Raccoon Blog Performance

time to read 3 min | 510 words

Update: See below for details about the server load.

I just run into this tweet:


That isn’t the first time that we heard this, and it is actually surprising, not only was there no attention to performance given throughout the lifecycle of the project so far, we actually discovered some issues that theoretically should hurt performance.

The secret is that RavenDB is really good in optimizing itself based on usage patterns. That came out of the realization that we had to drop people into the Pit of Success as much as possible. Raccoon Blog shows that we were able to do just that.

Please note that I am testing this with a RavenDB server over the internet, to emphasis the actual costs involved.

For example, let us look at the current state of this blog, using RavenDB MVC Profiler:


Just to be clear, in order to actually show the problem, I am running this locally, while the RavenDB server is actually the production RavenDB server for this blog, in other words, the vast majority of the time is actually network traffic, making queries to RavenDB over the Internet.

Remember that I said that we didn’t pay attention to performance? Notice how many remote queries we are making. We have 5 sessions and 7 queries. Why is that?

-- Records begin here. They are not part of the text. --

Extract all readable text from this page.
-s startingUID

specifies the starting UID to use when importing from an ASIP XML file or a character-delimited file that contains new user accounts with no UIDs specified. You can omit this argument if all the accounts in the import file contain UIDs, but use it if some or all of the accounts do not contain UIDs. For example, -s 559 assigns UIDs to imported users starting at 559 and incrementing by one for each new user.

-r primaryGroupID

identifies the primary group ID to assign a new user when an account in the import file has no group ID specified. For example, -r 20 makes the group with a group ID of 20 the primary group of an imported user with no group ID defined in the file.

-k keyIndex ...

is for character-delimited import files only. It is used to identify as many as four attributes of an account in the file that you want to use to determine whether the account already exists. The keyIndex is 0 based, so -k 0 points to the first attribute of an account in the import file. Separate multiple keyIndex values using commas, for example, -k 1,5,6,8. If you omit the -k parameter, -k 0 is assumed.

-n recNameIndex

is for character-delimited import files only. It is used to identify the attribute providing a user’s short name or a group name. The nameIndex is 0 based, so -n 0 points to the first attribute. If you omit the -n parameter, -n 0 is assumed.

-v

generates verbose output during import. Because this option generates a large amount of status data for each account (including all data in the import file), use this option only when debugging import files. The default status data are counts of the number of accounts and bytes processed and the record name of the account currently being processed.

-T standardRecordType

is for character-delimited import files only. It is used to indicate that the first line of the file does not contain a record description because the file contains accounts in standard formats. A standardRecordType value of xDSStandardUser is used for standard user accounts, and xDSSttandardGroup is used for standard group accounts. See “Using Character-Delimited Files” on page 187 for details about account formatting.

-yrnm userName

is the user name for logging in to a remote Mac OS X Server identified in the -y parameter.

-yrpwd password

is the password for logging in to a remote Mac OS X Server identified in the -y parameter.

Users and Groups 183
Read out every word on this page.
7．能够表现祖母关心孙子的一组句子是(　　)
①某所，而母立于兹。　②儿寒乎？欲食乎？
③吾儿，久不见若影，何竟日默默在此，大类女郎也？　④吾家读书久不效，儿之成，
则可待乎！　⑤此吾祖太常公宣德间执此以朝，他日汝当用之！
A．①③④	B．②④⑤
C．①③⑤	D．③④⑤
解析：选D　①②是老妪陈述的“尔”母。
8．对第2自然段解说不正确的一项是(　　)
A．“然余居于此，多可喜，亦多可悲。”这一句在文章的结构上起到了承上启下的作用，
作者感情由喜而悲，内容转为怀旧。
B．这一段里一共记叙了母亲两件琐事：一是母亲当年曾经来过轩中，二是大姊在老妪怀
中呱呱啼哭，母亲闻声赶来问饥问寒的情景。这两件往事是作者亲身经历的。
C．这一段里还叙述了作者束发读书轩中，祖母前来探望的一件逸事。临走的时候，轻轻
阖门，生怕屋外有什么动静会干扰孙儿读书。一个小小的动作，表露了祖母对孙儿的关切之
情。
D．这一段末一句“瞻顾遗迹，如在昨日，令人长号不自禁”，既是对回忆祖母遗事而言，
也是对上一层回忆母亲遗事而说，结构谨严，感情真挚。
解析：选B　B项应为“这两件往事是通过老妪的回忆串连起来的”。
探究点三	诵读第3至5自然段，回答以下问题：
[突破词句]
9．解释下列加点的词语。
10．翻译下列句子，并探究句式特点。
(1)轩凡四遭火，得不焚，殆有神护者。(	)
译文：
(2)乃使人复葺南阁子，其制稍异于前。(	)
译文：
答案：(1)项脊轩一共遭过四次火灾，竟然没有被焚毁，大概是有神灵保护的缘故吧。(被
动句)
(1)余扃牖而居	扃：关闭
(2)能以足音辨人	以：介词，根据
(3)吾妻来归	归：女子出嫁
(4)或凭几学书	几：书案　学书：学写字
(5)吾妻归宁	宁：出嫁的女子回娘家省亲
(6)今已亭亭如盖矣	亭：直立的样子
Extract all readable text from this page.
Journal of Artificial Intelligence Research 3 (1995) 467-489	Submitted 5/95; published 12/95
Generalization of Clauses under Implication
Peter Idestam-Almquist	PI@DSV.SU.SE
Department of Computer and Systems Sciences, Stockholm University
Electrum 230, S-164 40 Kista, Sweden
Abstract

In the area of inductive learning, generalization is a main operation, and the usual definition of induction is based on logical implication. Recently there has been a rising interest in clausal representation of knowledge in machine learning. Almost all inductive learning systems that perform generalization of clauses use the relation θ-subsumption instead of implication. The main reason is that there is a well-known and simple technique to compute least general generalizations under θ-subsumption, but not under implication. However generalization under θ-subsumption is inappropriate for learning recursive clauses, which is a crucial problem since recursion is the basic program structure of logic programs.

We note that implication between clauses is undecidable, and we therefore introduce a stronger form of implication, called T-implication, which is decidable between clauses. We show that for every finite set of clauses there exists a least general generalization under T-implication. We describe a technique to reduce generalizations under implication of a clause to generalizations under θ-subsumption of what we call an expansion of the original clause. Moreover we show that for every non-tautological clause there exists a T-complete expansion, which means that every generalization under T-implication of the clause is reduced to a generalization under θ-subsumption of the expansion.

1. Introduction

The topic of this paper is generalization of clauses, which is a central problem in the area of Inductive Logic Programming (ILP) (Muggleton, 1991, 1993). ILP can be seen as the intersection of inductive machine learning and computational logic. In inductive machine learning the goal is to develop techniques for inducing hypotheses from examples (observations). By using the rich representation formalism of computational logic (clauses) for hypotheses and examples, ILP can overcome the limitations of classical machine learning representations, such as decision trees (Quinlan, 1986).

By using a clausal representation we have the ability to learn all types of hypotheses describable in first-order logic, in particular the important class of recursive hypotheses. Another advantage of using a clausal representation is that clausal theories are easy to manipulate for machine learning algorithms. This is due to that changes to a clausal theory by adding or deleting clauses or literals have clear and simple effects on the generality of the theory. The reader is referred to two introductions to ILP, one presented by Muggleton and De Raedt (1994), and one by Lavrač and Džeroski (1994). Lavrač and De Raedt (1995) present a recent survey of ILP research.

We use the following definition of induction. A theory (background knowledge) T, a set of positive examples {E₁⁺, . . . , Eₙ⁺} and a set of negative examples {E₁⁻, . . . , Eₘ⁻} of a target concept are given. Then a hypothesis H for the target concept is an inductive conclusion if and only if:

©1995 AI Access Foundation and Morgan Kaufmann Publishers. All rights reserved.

The reason for that is that we are using the Session per Action approach for scoping the session, and we make heavy use of Child Actions, each of which is going to get its own session. Give me a moment to fix that…

Well, that took three minutes, mostly because I wanted to do it right. There are advantages for Infrastructure Ignorance, and one of them is the ease in which we can make such changes.


The change isn’t drastic, we went from having 5 sessions and 7 requests to 1 session and 6 requests, in the post details view, however, it saved us two requests.

The actual cost of opening a session is essentially zero, so it is more the requests that we are making than anything else. We can improve performance even further by applying additional tactics, such as aggressive caching or batched calls, but we will save those for another post.

Update: I was asked about the load, and I hopped off to Google Analytics and got a few numbers:


That isn’t super high, but it is respectable.